「変革」と「グローバル」を柱に 成長を続けるマインドセットを醸成 鮫島 光氏 テルモ 代表取締役社長CEO

100年を超える歴史を持つ大手医療機器メーカー、テルモ。
成長を続ける同社に欠かせないのが、世界3万人を超えるアソシエイト(社員)である。
同社では、どのような戦略を描き、人財の能力を引き出しているのか。
2024年に代表取締役社長CEOに就任した鮫島光氏に話を聞いた。
[取材・文]=村上 敬 [写真]=山下裕之

キーワードは「変革」と「グローバル」
―― 2021年に創立100周年を迎えられました。業績も好調で、2025年3月期は初めて連結売上高が1兆円を超える見込みとのことです。
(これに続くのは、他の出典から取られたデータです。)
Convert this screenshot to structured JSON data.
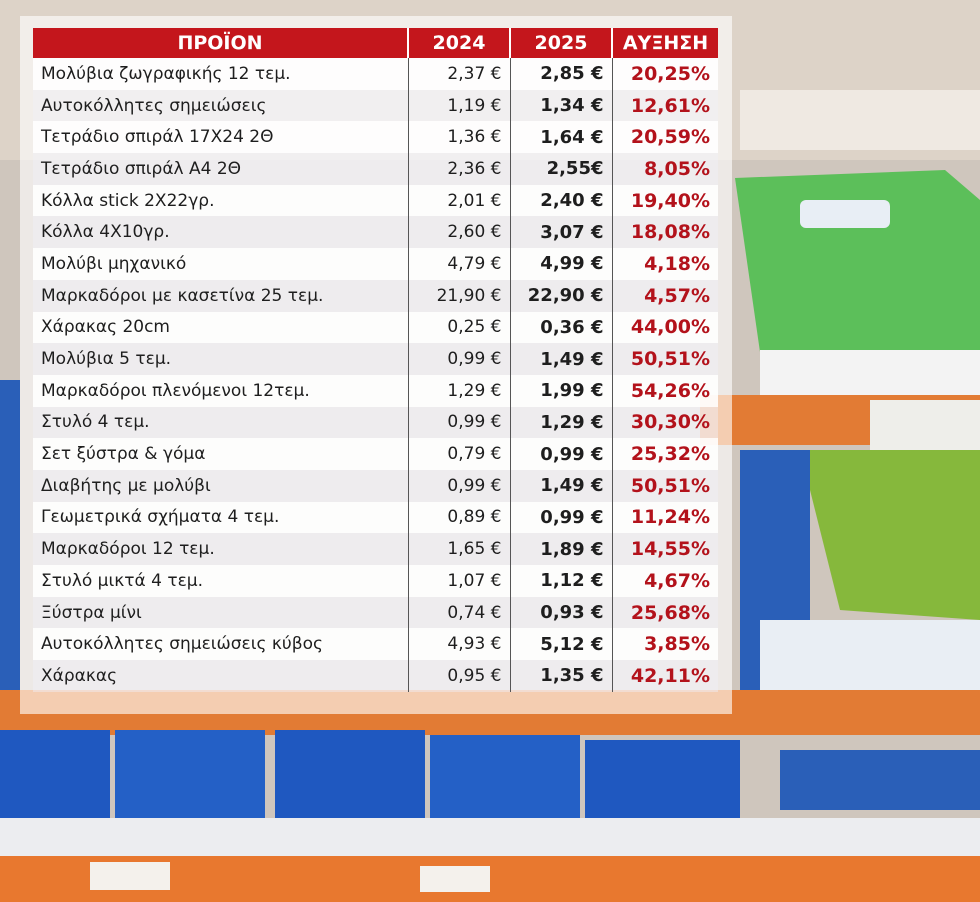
{
  "table": {
    "header": [
      "ΠΡΟΪΟΝ",
      "2024",
      "2025",
      "ΑΥΞΗΣΗ"
    ],
    "rows": [
      [
        "Μολύβια ζωγραφικής 12 τεμ.",
        "2,37 €",
        "2,85 €",
        "20,25%"
      ],
      [
        "Αυτοκόλλητες σημειώσεις",
        "1,19 €",
        "1,34 €",
        "12,61%"
      ],
      [
        "Τετράδιο σπιράλ 17Χ24 2Θ",
        "1,36 €",
        "1,64 €",
        "20,59%"
      ],
      [
        "Τετράδιο σπιράλ Α4 2Θ",
        "2,36 €",
        "2,55€",
        "8,05%"
      ],
      [
        "Κόλλα stick 2Χ22γρ.",
        "2,01 €",
        "2,40 €",
        "19,40%"
      ],
      [
        "Κόλλα 4Χ10γρ.",
        "2,60 €",
        "3,07 €",
        "18,08%"
      ],
      [
        "Μολύβι μηχανικό",
        "4,79 €",
        "4,99 €",
        "4,18%"
      ],
      [
        "Μαρκαδόροι με κασετίνα 25 τεμ.",
        "21,90 €",
        "22,90 €",
        "4,57%"
      ],
      [
        "Χάρακας 20cm",
        "0,25 €",
        "0,36 €",
        "44,00%"
      ],
      [
        "Μολύβια 5 τεμ.",
        "0,99 €",
        "1,49 €",
        "50,51%"
      ],
      [
        "Μαρκαδόροι πλενόμενοι 12τεμ.",
        "1,29 €",
        "1,99 €",
        "54,26%"
      ],
      [
        "Στυλό 4 τεμ.",
        "0,99 €",
        "1,29 €",
        "30,30%"
      ],
      [
        "Σετ ξύστρα & γόμα",
        "0,79 €",
        "0,99 €",
        "25,32%"
      ],
      [
        "Διαβήτης με μολύβι",
        "0,99 €",
        "1,49 €",
        "50,51%"
      ],
      [
        "Γεωμετρικά σχήματα 4 τεμ.",
        "0,89 €",
        "0,99 €",
        "11,24%"
      ],
      [
        "Μαρκαδόροι 12 τεμ.",
        "1,65 €",
        "1,89 €",
        "14,55%"
      ],
      [
        "Στυλό μικτά 4 τεμ.",
        "1,07 €",
        "1,12 €",
        "4,67%"
      ],
      [
        "Ξύστρα μίνι",
        "0,74 €",
        "0,93 €",
        "25,68%"
      ],
      [
        "Αυτοκόλλητες σημειώσεις κύβος",
        "4,93 €",
        "5,12 €",
        "3,85%"
      ],
      [
        "Χάρακας",
        "0,95 €",
        "1,35 €",
        "42,11%"
      ]
    ]
  }
}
さらに成長するための戦略を教えてください。
鮫島光氏(以下、敬称略)
テルモは「医療を通じて社会に貢献する」という企業理念や、Respect(尊重)、Integrity(誠実)、Care(ケア)、Quality(品質)、Creativity(創造力)といった5つのコアバリューズを大切にしています。それをベースに置いたうえで、中長期的なゴールとして、グローバルでトップティアカンパニーになることを目指しています。
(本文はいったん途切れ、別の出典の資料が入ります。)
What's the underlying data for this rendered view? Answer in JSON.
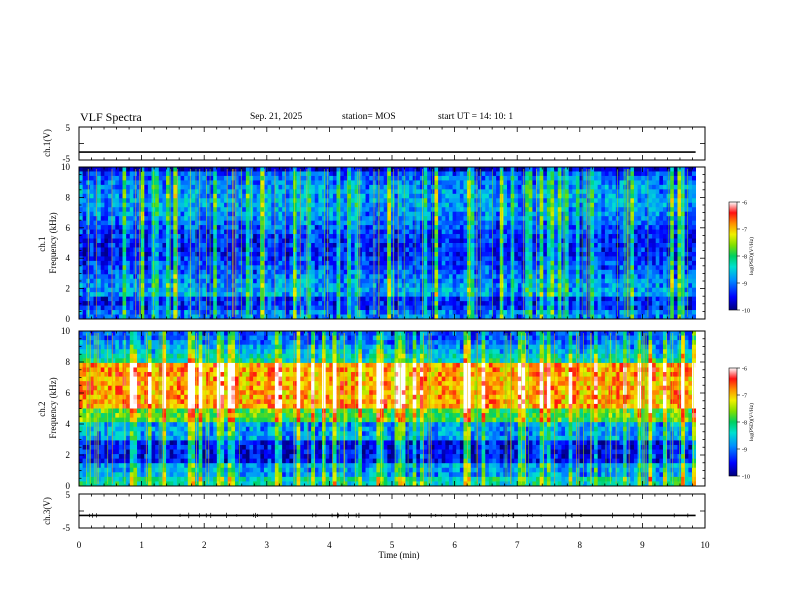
{
  "header": {
    "title": "VLF Spectra",
    "date": "Sep. 21, 2025",
    "station": "station= MOS",
    "start": "start  UT =   14: 10: 1"
  },
  "chart_data": [
    {
      "type": "line",
      "name": "ch1-waveform",
      "ylabel": "ch.1(V)",
      "ylim": [
        -5,
        5
      ],
      "yticks": [
        "5",
        "-5"
      ],
      "xlim": [
        0,
        10
      ],
      "level": -2.6,
      "data_end": 9.85
    },
    {
      "type": "heatmap",
      "name": "ch1-spectrogram",
      "ylabel": "ch.1\nFrequency (kHz)",
      "ylim": [
        0,
        10
      ],
      "yticks": [
        "0",
        "2",
        "4",
        "6",
        "8",
        "10"
      ],
      "xlim": [
        0,
        10
      ],
      "data_end": 9.85,
      "colorbar": {
        "label": "log(PSD)(V²/Hz)",
        "ticks": [
          "-6",
          "-7",
          "-8",
          "-9",
          "-10"
        ],
        "range": [
          -10,
          -6
        ]
      }
    },
    {
      "type": "heatmap",
      "name": "ch2-spectrogram",
      "ylabel": "ch.2\nFrequency (kHz)",
      "ylim": [
        0,
        10
      ],
      "yticks": [
        "0",
        "2",
        "4",
        "6",
        "8",
        "10"
      ],
      "xlim": [
        0,
        10
      ],
      "data_end": 9.85,
      "colorbar": {
        "label": "log(PSD)(V²/Hz)",
        "ticks": [
          "-6",
          "-7",
          "-8",
          "-9",
          "-10"
        ],
        "range": [
          -10,
          -6
        ]
      }
    },
    {
      "type": "line",
      "name": "ch3-waveform",
      "ylabel": "ch.3(V)",
      "ylim": [
        -5,
        5
      ],
      "yticks": [
        "5",
        "-5"
      ],
      "xlim": [
        0,
        10
      ],
      "level": -1.3,
      "data_end": 9.85,
      "xlabel": "Time (min)",
      "xticks": [
        "0",
        "1",
        "2",
        "3",
        "4",
        "5",
        "6",
        "7",
        "8",
        "9",
        "10"
      ]
    }
  ],
  "colors": {
    "colormap": [
      "#00007a",
      "#0000ff",
      "#0090ff",
      "#00e0d0",
      "#00d060",
      "#80e000",
      "#f0f000",
      "#ff9000",
      "#ff1010",
      "#ffffff"
    ]
  }
}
トップティアとは、単に売り上げの大きさだけを指すのではありません。医療従事者や患者さんに信頼され、医療の発展や患者さんのQOL向上に貢献するという意味も含まれています。
そのためには、これまでやってきたことを続けながら、大胆なプラスアルファを実行していく必要があります。たとえば強固で安定的なグローバルのオペレーションを構築したり、事業部門が市場に集中できるように生産性の高いシェアードサービス部門をつくることも大切です。これらが今私の頭の中にある成長のフレームワークです。
―― トップティアになるには、どのような組織や人財が必要だと思われますか。

鮫島
成長戦略から紡ぎ出されるキーワードは「変革」と「グローバル」の2つです。まず変革からお話ししましょう。
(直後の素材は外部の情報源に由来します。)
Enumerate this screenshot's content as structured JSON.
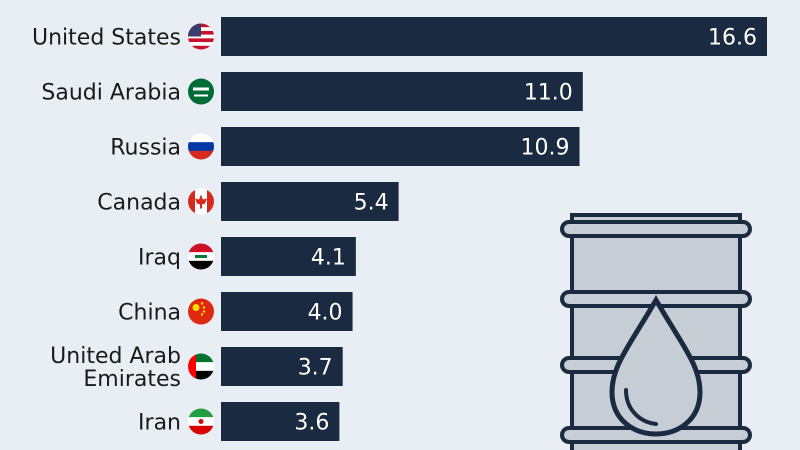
{
  "chart_data": {
    "type": "bar",
    "orientation": "horizontal",
    "categories": [
      "United States",
      "Saudi Arabia",
      "Russia",
      "Canada",
      "Iraq",
      "China",
      "United Arab Emirates",
      "Iran"
    ],
    "category_display_lines": [
      [
        "United States"
      ],
      [
        "Saudi Arabia"
      ],
      [
        "Russia"
      ],
      [
        "Canada"
      ],
      [
        "Iraq"
      ],
      [
        "China"
      ],
      [
        "United Arab",
        "Emirates"
      ],
      [
        "Iran"
      ]
    ],
    "values": [
      16.6,
      11.0,
      10.9,
      5.4,
      4.1,
      4.0,
      3.7,
      3.6
    ],
    "value_labels": [
      "16.6",
      "11.0",
      "10.9",
      "5.4",
      "4.1",
      "4.0",
      "3.7",
      "3.6"
    ],
    "flag_icons": [
      "us-flag-icon",
      "saudi-arabia-flag-icon",
      "russia-flag-icon",
      "canada-flag-icon",
      "iraq-flag-icon",
      "china-flag-icon",
      "uae-flag-icon",
      "iran-flag-icon"
    ],
    "title": "",
    "xlabel": "",
    "ylabel": "",
    "grid": false,
    "legend": "none",
    "colors": {
      "background": "#e8eef3",
      "bar": "#1a2b41",
      "value_text": "#ffffff",
      "label_text": "#1a1a1a",
      "barrel": "#c6cdd4",
      "barrel_outline": "#1a2b41"
    },
    "decoration": "oil-barrel-icon"
  }
}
テルモは様々なイノベーションを生み出しています。製品の薬事承認および販売状況は、国や地域により異なりますが、イノベーションの一例は、致死性の高い大動脈瘤や大動脈解離を治療するデバイス。治療には外科手術と、カテーテルを用いたステントグラフト内挿術、さらに二つを組み合わせた術式があります。大動脈の形は一人ひとり違うため、柔軟に術式を選べれば理想的です。ただ、以前はメーカーの都合で、選べる術式が限定されるケースがありました。テルモはそれらすべてに対応して、さらにデバイスを血管の形に合わせてカスタマイズできる製品を開発しました。これらの製品やサービスが評価され、24年にイギリス子会社バスクテック社は「英国王賞(企業部門)」をイノベーション部門で受賞しています。
他にも血糖管理のためのスマホアプリを開発するなどイノベーションには積極的ですが、トップティアになるためにはさらなるイノベーションが必要です。
そこで2024年度にイノベーション担当役員を新設し、その役員のもとにイノベーションに関する機能を集約しました。R&Dはもちろんのこと、知的財産の管理部門、薬事承認を取る薬事部門、DXを担うデジタルソリューションセンター、さらにスタートアップに投資するCVCまで、1人の担当役員が束ねています。これまではレポートラインがばらばらでしたが、1人の役員が見る形になれば、イノベーションの創出をより加速できるはずです。